Torres Allan M, Bansal Paramjit, Alewood Paul F, Bursill Jane A, Kuchel Philip W, Vandenberg Jamie I
School of Molecular and Microbial Biosciences, University of Sydney, NSW 2006, Australia.
FEBS Lett. 2003 Mar 27;539(1-3):138-42. doi: 10.1016/s0014-5793(03)00216-3.

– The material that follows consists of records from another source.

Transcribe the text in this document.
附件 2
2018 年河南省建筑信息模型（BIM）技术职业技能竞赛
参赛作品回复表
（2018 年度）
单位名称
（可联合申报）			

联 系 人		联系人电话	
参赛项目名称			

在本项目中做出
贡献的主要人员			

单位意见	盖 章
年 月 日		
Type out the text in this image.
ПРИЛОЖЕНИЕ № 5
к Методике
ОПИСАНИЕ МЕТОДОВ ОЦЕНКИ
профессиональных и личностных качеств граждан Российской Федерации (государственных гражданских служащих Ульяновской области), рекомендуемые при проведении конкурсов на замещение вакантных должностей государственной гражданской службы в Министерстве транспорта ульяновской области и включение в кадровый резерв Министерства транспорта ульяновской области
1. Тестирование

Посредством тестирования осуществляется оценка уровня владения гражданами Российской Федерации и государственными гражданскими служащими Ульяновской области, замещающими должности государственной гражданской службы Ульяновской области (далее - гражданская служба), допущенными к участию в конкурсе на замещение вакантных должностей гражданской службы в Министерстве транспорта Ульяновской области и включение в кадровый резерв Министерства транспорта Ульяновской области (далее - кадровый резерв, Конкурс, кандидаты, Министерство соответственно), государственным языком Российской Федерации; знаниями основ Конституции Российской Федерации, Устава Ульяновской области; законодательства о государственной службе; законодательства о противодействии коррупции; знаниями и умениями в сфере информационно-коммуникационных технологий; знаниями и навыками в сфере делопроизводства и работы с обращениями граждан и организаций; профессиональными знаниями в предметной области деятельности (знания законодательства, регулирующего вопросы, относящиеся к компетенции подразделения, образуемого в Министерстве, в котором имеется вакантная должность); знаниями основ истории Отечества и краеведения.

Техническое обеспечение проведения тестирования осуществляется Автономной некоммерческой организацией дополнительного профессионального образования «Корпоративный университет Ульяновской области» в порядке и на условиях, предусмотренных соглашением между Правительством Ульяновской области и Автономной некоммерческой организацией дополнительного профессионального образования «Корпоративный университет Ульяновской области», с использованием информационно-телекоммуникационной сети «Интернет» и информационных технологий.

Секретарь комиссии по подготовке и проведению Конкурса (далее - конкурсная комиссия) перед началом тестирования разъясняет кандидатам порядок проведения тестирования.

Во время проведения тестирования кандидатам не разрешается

The three-dimensional structure of chemically synthesized CnErg1 (Ergtoxin), which specifically blocks HERG (human ether-a-go-go-related gene) K+ channels, was determined by nuclear magnetic resonance spectroscopy. CnErg1 consists of a triple-stranded beta-sheet and an alpha-helix, as is typical of K+ channel scorpion toxins. The peptide structure differs from the canonical structures in that the first beta-strand is shorter and is nearer to the second beta-strand rather than to the third beta-strand on the C-terminus. There is also a large hydrophobic patch on the surface of the toxin, surrounding a central lysine residue, Lys13. We postulate that this hydrophobic patch is likely to form part of the binding surface of the toxin.
通过核磁共振光谱法确定了化学合成的CnErg1(Erg毒素)的三维结构,该毒素特异性阻断人类ether-a-go-go相关基因(HERG)钾通道。CnErg1由三股β折叠和一个α螺旋组成,这是钾通道蝎毒素的典型结构。该肽结构与经典结构的不同之处在于,第一条β链较短,且在C端更靠近第二条β链而非第三条β链。毒素表面还有一个大的疏水区域,围绕着一个中心赖氨酸残基Lys13。我们推测这个疏水区域可能构成毒素结合表面的一部分。